Identification of histone code for DNA replication-independent histone turnover in Schizosaccharomyces pombe

Abstract

Most protein-coding genes are transcribed by RNA polymerase II (Pol II) in eukaryotic cells. To overcome obstacles exerted by chromatin, Pol II constantly removes histones and proceeds with transcription. Cumulative evidence indicates reassembly of evicted histones by chromatin factors, a mechanism known as histone turnover, to maintain proper chromatin structure during transcription. In this study, to understand the molecular details about histone turnover in Schizosaccharomyces pombe (S. pombe), a replication-independent histone turnover assay was established through incorporation of newly synthesized histones into chromatin. Significant histone turnover was observed in nucleosome-free regions (NFRs) and showed high correlations with transcription rate.
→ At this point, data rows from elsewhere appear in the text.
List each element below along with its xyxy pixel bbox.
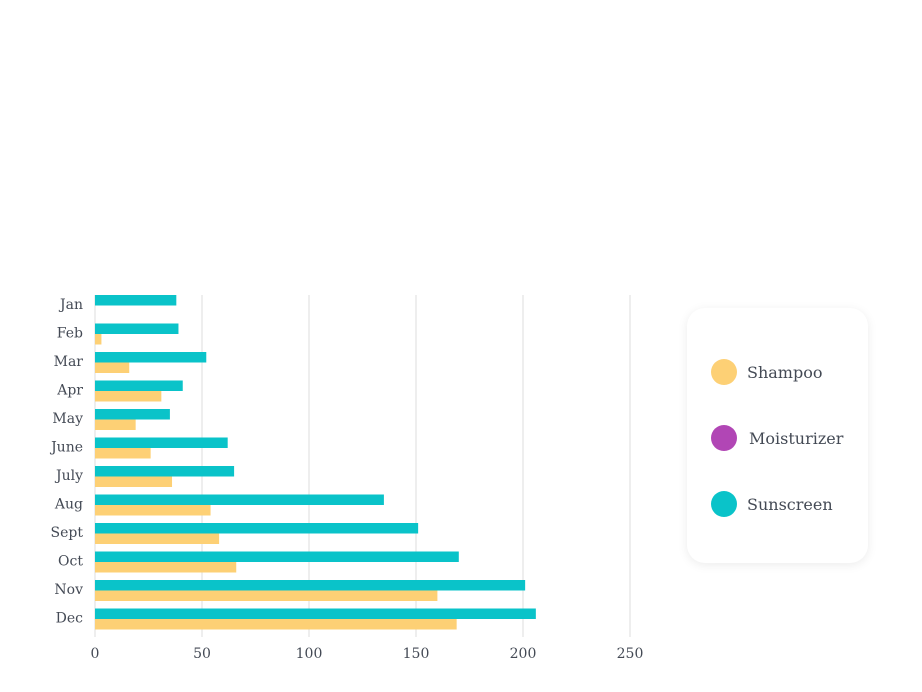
bar-sunscreen — [95, 580, 526, 591]
bar-shampoo — [95, 590, 438, 601]
x-tick-label: 250 — [617, 646, 644, 662]
category-label: Feb — [57, 326, 83, 342]
legend-item-sunscreen: Sunscreen — [711, 491, 833, 517]
bar-sunscreen — [95, 523, 419, 534]
bar-shampoo — [95, 391, 162, 402]
bar-sunscreen — [95, 295, 177, 306]
category-label: Sept — [51, 525, 84, 541]
category-label: Oct — [58, 554, 83, 570]
bar-sunscreen — [95, 323, 179, 334]
bar-shampoo — [95, 533, 220, 544]
bar-shampoo — [95, 505, 211, 516]
bars — [95, 295, 536, 630]
bar-shampoo — [95, 476, 173, 487]
category-labels: Jan Feb Mar Apr May June July Aug Sept Oct Nov Dec — [49, 297, 83, 627]
legend-swatch-shampoo — [711, 359, 737, 385]
legend-label-shampoo: Shampoo — [747, 362, 823, 382]
category-label: June — [49, 440, 83, 456]
legend-item-shampoo: Shampoo — [711, 359, 822, 385]
x-tick-label: 50 — [193, 646, 211, 662]
x-tick-labels: 0 50 100 150 200 250 — [91, 646, 644, 662]
bar-sunscreen — [95, 437, 228, 448]
bar-sunscreen — [95, 551, 459, 562]
bar-sunscreen — [95, 466, 235, 477]
bar-sunscreen — [95, 494, 384, 505]
bar-sunscreen — [95, 409, 170, 420]
x-tick-label: 200 — [510, 646, 537, 662]
category-label: Apr — [56, 383, 83, 399]
legend-item-moisturizer: Moisturizer — [711, 425, 843, 451]
category-label: May — [52, 411, 83, 427]
bar-shampoo — [95, 419, 136, 430]
category-label: July — [54, 468, 83, 484]
legend-label-sunscreen: Sunscreen — [747, 494, 833, 514]
bar-shampoo — [95, 362, 130, 373]
bar-sunscreen — [95, 352, 207, 363]
x-tick-label: 100 — [296, 646, 323, 662]
category-label: Dec — [56, 611, 84, 627]
bar-shampoo — [95, 562, 237, 573]
category-label: Jan — [58, 297, 83, 313]
bar-shampoo — [95, 619, 457, 630]
bar-shampoo — [95, 334, 102, 345]
legend-swatch-moisturizer — [711, 425, 737, 451]
legend-swatch-sunscreen — [711, 491, 737, 517]
category-label: Mar — [54, 354, 84, 370]
category-label: Nov — [54, 582, 83, 598]
bar-sunscreen — [95, 608, 536, 619]
legend: Shampoo Moisturizer Sunscreen — [687, 308, 868, 563]
x-tick-label: 150 — [403, 646, 430, 662]
category-label: Aug — [54, 497, 83, 513]
bar-shampoo — [95, 448, 151, 459]
legend-label-moisturizer: Moisturizer — [749, 428, 844, 448]
x-tick-label: 0 — [91, 646, 100, 662]
bar-sunscreen — [95, 380, 183, 391]
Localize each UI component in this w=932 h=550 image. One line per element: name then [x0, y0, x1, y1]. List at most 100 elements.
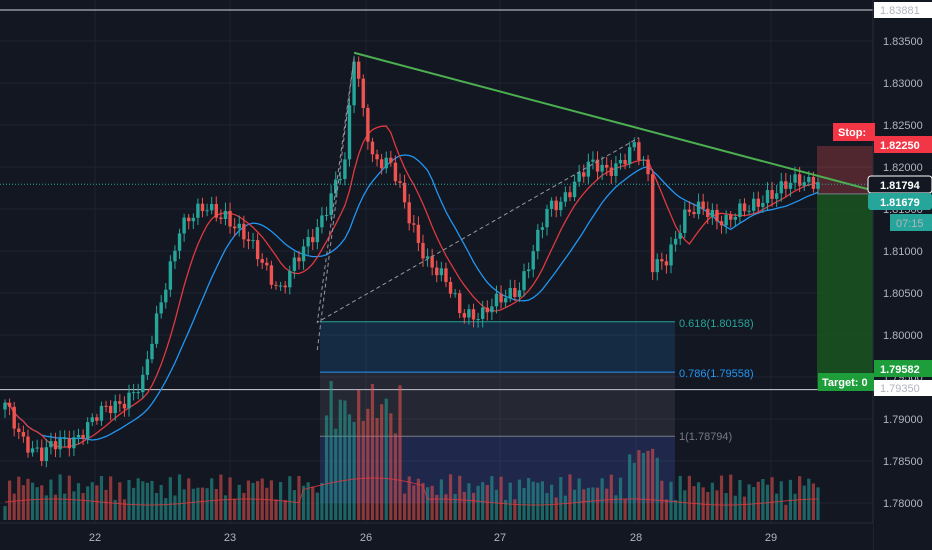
- candle-body: [490, 306, 494, 313]
- volume-bar: [384, 398, 388, 520]
- volume-bar: [251, 482, 255, 520]
- candle-body: [614, 163, 618, 176]
- volume-bar: [40, 485, 44, 520]
- grid-lines: [0, 0, 873, 523]
- time-tick-label: 26: [360, 532, 372, 544]
- volume-bar: [17, 476, 21, 520]
- candle-body: [191, 217, 196, 222]
- volume-bar: [357, 390, 361, 520]
- volume-bar: [586, 487, 590, 520]
- volume-bar: [76, 483, 81, 520]
- volume-bar: [816, 487, 820, 520]
- volume-bar: [549, 484, 554, 520]
- candle-body: [517, 290, 522, 297]
- candle-body: [104, 405, 108, 407]
- candle-body: [265, 262, 269, 266]
- candle-body: [531, 251, 535, 270]
- candle-body: [278, 285, 283, 287]
- time-axis[interactable]: [0, 522, 873, 550]
- volume-bar: [347, 414, 352, 520]
- candle-body: [352, 61, 356, 106]
- candle-body: [21, 431, 26, 437]
- support-level-value: 1.79350: [880, 383, 920, 395]
- volume-bar: [430, 485, 434, 520]
- candle-body: [228, 210, 232, 227]
- volume-bar: [109, 476, 113, 520]
- candle-body: [503, 298, 508, 303]
- volume-bar: [632, 462, 636, 520]
- candle-body: [742, 203, 747, 212]
- candle-body: [196, 203, 200, 218]
- candle-body: [563, 192, 568, 202]
- candle-body: [747, 210, 751, 212]
- stop-label: Stop:: [838, 127, 866, 139]
- candle-body: [692, 211, 696, 215]
- drawings[interactable]: [0, 51, 874, 351]
- fib-labels: 0.618(1.80158) 0.786(1.79558) 1(1.78794): [679, 318, 754, 443]
- price-axis[interactable]: [872, 0, 932, 550]
- volume-bar: [81, 493, 85, 520]
- volume-bar: [439, 479, 443, 520]
- candle-body: [242, 223, 246, 240]
- volume-bar: [283, 499, 287, 520]
- price-tick-label: 1.78000: [883, 498, 923, 510]
- volume-bar: [228, 477, 232, 520]
- volume-bar: [219, 474, 223, 520]
- candle-body: [793, 174, 797, 183]
- volume-bar: [398, 385, 402, 520]
- volume-bar: [132, 487, 136, 520]
- volume-bar: [471, 492, 476, 520]
- candle-body: [660, 259, 664, 262]
- position-tool[interactable]: [817, 146, 873, 390]
- volume-bar: [297, 475, 301, 520]
- candle-body: [687, 209, 692, 212]
- candle-body: [637, 142, 641, 161]
- candle-body: [412, 223, 416, 225]
- volume-bar: [637, 450, 641, 520]
- candle-body: [678, 232, 682, 239]
- volume-bar: [421, 483, 425, 520]
- volume-bar: [545, 493, 549, 520]
- volume-bar: [150, 480, 154, 520]
- volume-bar: [104, 489, 108, 520]
- volume-bar: [467, 483, 471, 520]
- volume-bar: [136, 478, 140, 520]
- candle-body: [765, 190, 770, 204]
- fib-label-1: 1(1.78794): [679, 431, 732, 443]
- target-zone: [817, 193, 873, 390]
- target-price: 1.79582: [880, 364, 920, 376]
- volume-bar: [508, 482, 512, 520]
- volume-bar: [724, 493, 728, 520]
- volume-bar: [301, 485, 306, 520]
- volume-bar: [292, 490, 296, 520]
- candle-body: [600, 164, 604, 172]
- candle-body: [779, 181, 783, 194]
- volume-bar: [246, 480, 251, 520]
- moving-averages: [4, 125, 819, 448]
- volume-bar: [311, 486, 315, 520]
- candle-body: [733, 216, 738, 220]
- volume-bar: [802, 485, 806, 520]
- candle-body: [480, 307, 485, 319]
- volume-bar: [425, 487, 430, 520]
- volume-bar: [361, 420, 365, 520]
- volume-bar: [531, 481, 535, 520]
- entry-price: 1.81679: [880, 197, 920, 209]
- volume-bar: [568, 474, 572, 520]
- dashed-swing-line: [316, 57, 640, 351]
- volume-bar: [343, 400, 347, 520]
- candle-body: [269, 265, 274, 285]
- volume-bar: [63, 493, 67, 520]
- candle-body: [379, 159, 384, 169]
- volume-bar: [242, 492, 246, 520]
- volume-bar: [196, 487, 200, 520]
- candle-body: [205, 210, 209, 212]
- candle-body: [136, 392, 140, 394]
- candle-body: [646, 159, 650, 175]
- volume-bar: [30, 482, 35, 520]
- candle-body: [673, 238, 678, 245]
- candle-body: [35, 447, 39, 449]
- volume-bar: [784, 504, 788, 520]
- volume-bar: [490, 476, 494, 520]
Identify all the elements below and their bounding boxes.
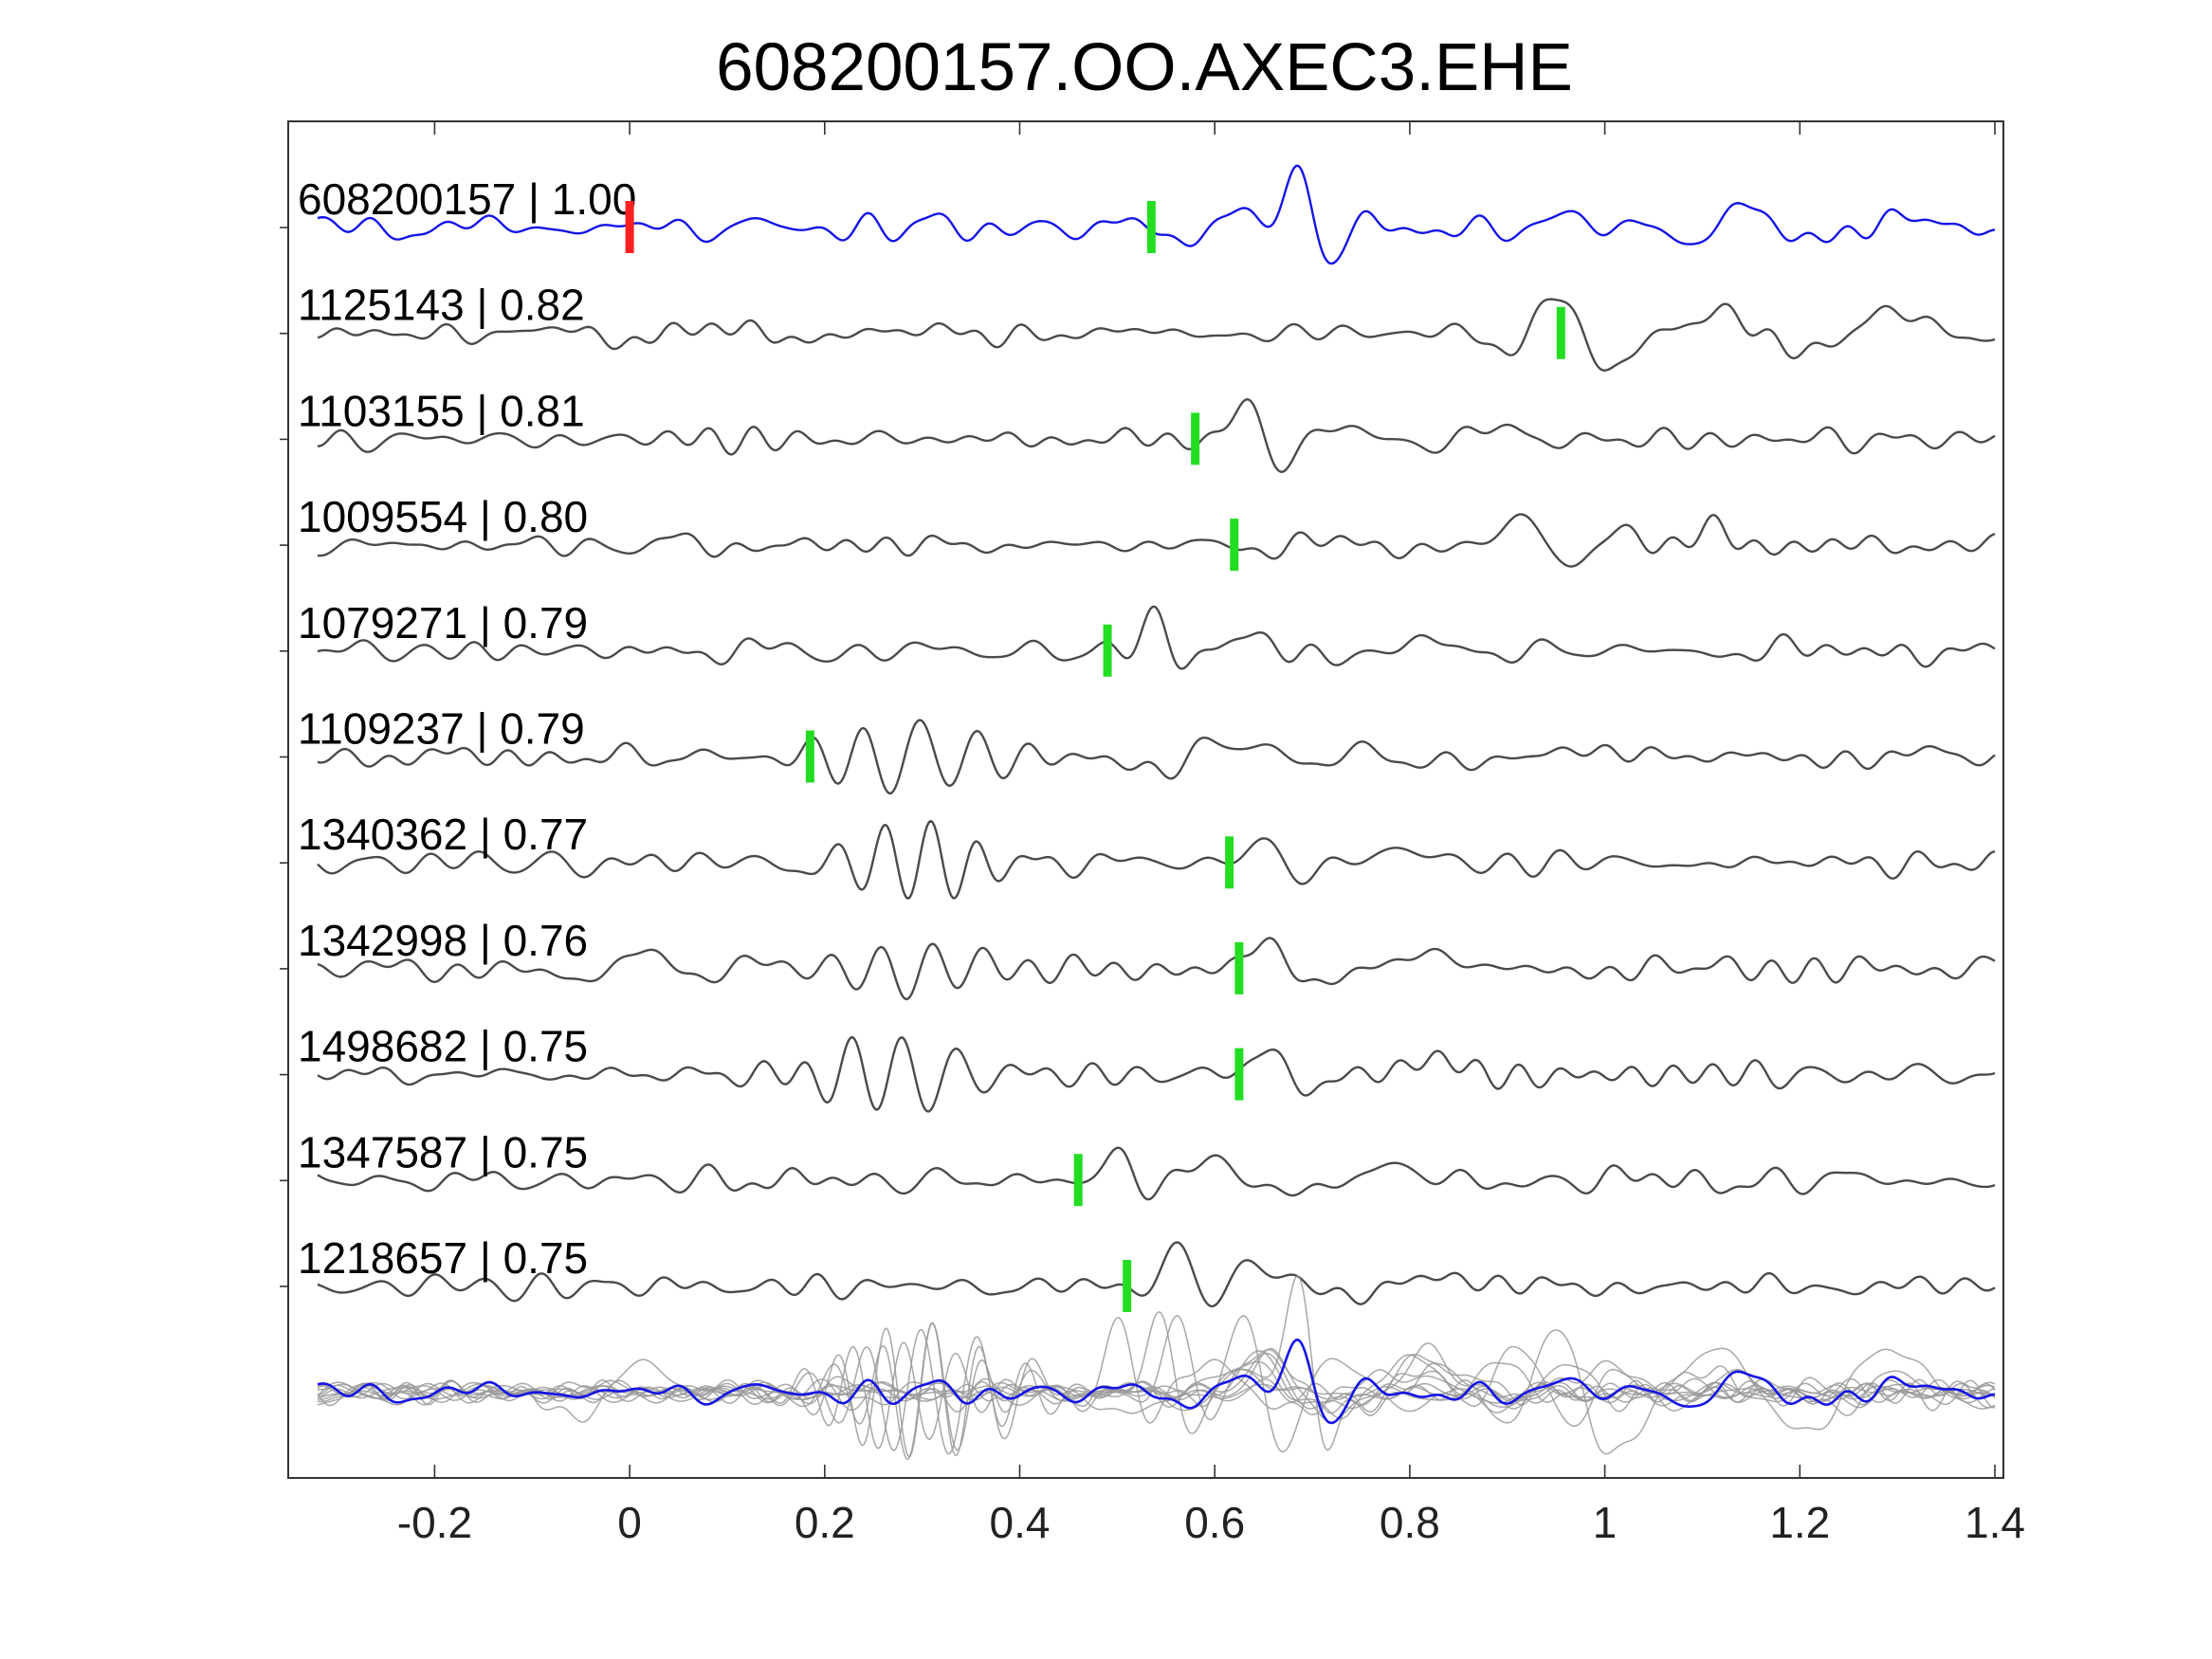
svg-text:1347587 | 0.75: 1347587 | 0.75 <box>298 1127 588 1176</box>
svg-text:1109237 | 0.79: 1109237 | 0.79 <box>298 704 585 754</box>
svg-text:1498682 | 0.75: 1498682 | 0.75 <box>298 1022 588 1071</box>
svg-text:1: 1 <box>1593 1498 1618 1547</box>
svg-text:1.4: 1.4 <box>1965 1498 2025 1547</box>
svg-text:608200157.OO.AXEC3.EHE: 608200157.OO.AXEC3.EHE <box>716 30 1573 105</box>
svg-text:1103155 | 0.81: 1103155 | 0.81 <box>298 386 585 435</box>
svg-text:0.8: 0.8 <box>1380 1498 1440 1547</box>
svg-text:0: 0 <box>617 1498 642 1547</box>
svg-text:1079271 | 0.79: 1079271 | 0.79 <box>298 598 588 647</box>
svg-text:1125143 | 0.82: 1125143 | 0.82 <box>298 281 585 330</box>
svg-text:1342998 | 0.76: 1342998 | 0.76 <box>298 916 588 965</box>
svg-text:0.4: 0.4 <box>990 1498 1051 1547</box>
svg-text:-0.2: -0.2 <box>397 1498 472 1547</box>
svg-text:0.2: 0.2 <box>795 1498 855 1547</box>
svg-text:1.2: 1.2 <box>1769 1498 1830 1547</box>
svg-text:608200157 | 1.00: 608200157 | 1.00 <box>298 174 636 224</box>
svg-text:1218657 | 0.75: 1218657 | 0.75 <box>298 1233 588 1283</box>
svg-text:0.6: 0.6 <box>1184 1498 1245 1547</box>
svg-text:1340362 | 0.77: 1340362 | 0.77 <box>298 810 588 859</box>
svg-text:1009554 | 0.80: 1009554 | 0.80 <box>298 492 588 541</box>
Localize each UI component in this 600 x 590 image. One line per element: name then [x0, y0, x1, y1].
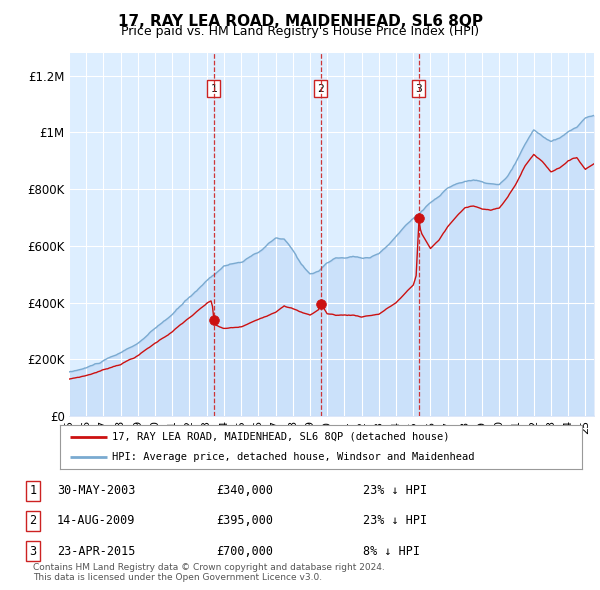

The patterns of histone turnover were categorized into three clusters and some genes of cluster3 appeared to be subjects of DNA replication- and transcription-independent histone turnover. Interestingly, histone marks such as H3K56 acetylation (H3K56Ac) and H4K20 monomethylation (H4K20me1) were localized at NFRs and these marks were highly correlated with expression levels. Genome-wide profiles of H3K56Ac were similar between S. pombe and Saccharomyces cerevisiae. Surprisingly, the genome-wide occupancy of H4K20me1 overlapped with H3K56Ac occupancy. In set2 and alp13 mutants, aberrant antisense transcripts were produced at coding regions, possibly due to histone turnover. In genome-wide ChIP-seq, levels of H3K56Ac and H4K20me1 in set2 and alp13 deletion cells were found to be increased compared to wild-type, indicating that H4K20me1 may serve as a histone turnover mark in S. pombe, in addition to H3K56Ac. A correlation between histone turnover, H3K56Ac and H4K20me1 was assessed in asynchronized cells. H3K56Ac showed a positive correlation with histone turnover, in both synchronized and asynchronized cells, whereas H4K20me1 showed strong correlations with histone turnover when the experimental conditions were similar. These findings indicate that H3K56Ac stands for histone turnover in both replication-dependent and -independent manners while H4K20me1 only serves as a mark in a transcription-dependent manner.